More than 7 million Americans are in jeopardy of losing their unemployment aid immediately after Labor Day. Gig workers and other unemployed Americans who qualified for pandemic relief programs will stop getting checks on Sept. 7, along with the $300 weekly federal supplement to traditional jobless benefits.
When asked whether there could be a possible extension of these benefits, White House Press Secretary Jen Psaki told reporters on Aug. 6: "At this point, they're expiring at the beginning of September. Nothing has changed on that front, but a final decision has not been made."

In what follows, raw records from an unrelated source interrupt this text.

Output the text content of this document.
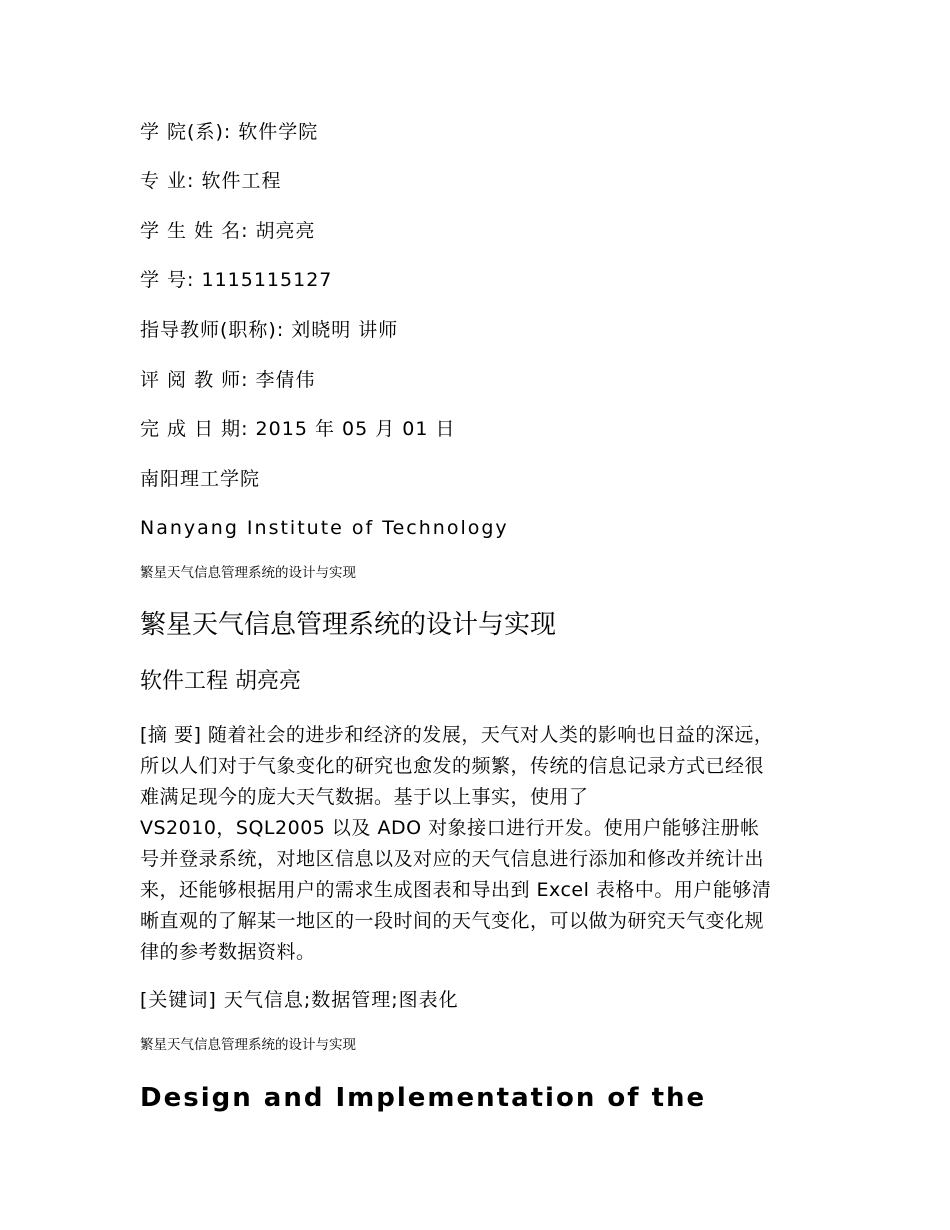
学 院(系): 软件学院
专 业: 软件工程
学 生 姓 名: 胡亮亮
学 号: 1115115127
指导教师(职称): 刘晓明 讲师
评 阅 教 师: 李倩伟
完 成 日 期: 2015 年 05 月 01 日
南阳理工学院
Nanyang Institute of Technology
繁星天气信息管理系统的设计与实现
繁星天气信息管理系统的设计与实现
软件工程 胡亮亮
[摘 要] 随着社会的进步和经济的发展，天气对人类的影响也日益的深远，
所以人们对于气象变化的研究也愈发的频繁，传统的信息记录方式已经很
难满足现今的庞大天气数据。基于以上事实，使用了
VS2010，SQL2005 以及 ADO 对象接口进行开发。使用户能够注册帐
号并登录系统，对地区信息以及对应的天气信息进行添加和修改并统计出
来，还能够根据用户的需求生成图表和导出到 Excel 表格中。用户能够清
晰直观的了解某一地区的一段时间的天气变化，可以做为研究天气变化规
律的参考数据资料。
[关键词] 天气信息;数据管理;图表化
繁星天气信息管理系统的设计与实现
Design and Implementation of the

Congress would need to pass legislation to extend benefits, and Sen. Joe Manchin, D-W.Va., would not be in favor of that. "I’m done with extensions," Manchin told Insider last week, reported the The Hill. "The economy is stronger now, the job market is stronger. Nine million jobs we can’t fill. We’re coming back."
The U.S. added 943,000 jobs in July, with the unemployment rate dropping from 5.9% to 5.4%. The country ended the month with a record 10 million job openings. Labor force participation also increased as workers got vaccinated and returned to the job search.
There are significant racial disparities when it comes to unemployment. For whites, unemployment dropped to 4.8% in July, but the Black unemployment rate fell from 9.2% to 8.2%. And Hispanic unemployment fell from 7.4% to 6.6%.
"Our long-term unemployed, our Black and Latinx workers continue to need these benefits because, due to systemic racism, they face longer periods of unemployment," said Jenna Gerry, senior staff attorney with the National Employment Law Project, an advocacy group that supports expanded jobless benefits and greater labor protections.
Gerry and other experts estimate that 7.5 million stand to lose all of their unemployment aid after Labor Day, reported The Hill. This includes 4.3 million gig workers and contractors who are recipients of Pandemic Unemployment Assistance and roughly 3.2 million Americans receiving Pandemic Emergency Unemployment Compensation, which provides up to 53 weeks of additional aid for those who’ve exceeded their state allowances.
Pandemic Unemployment Assistance (PUA), Pandemic Emergency Unemployment Compensation (PEUC), and Federal Pandemic Unemployment Compensation (FPUC) were first introduced in the CARES Act of March 2020 under former president Donald Trump and were subsequently extended by President Joe Biden one year later.
A number of states have voluntarily withdrawn from the $300 weekly federal benefit program ahead of the September cut-off date.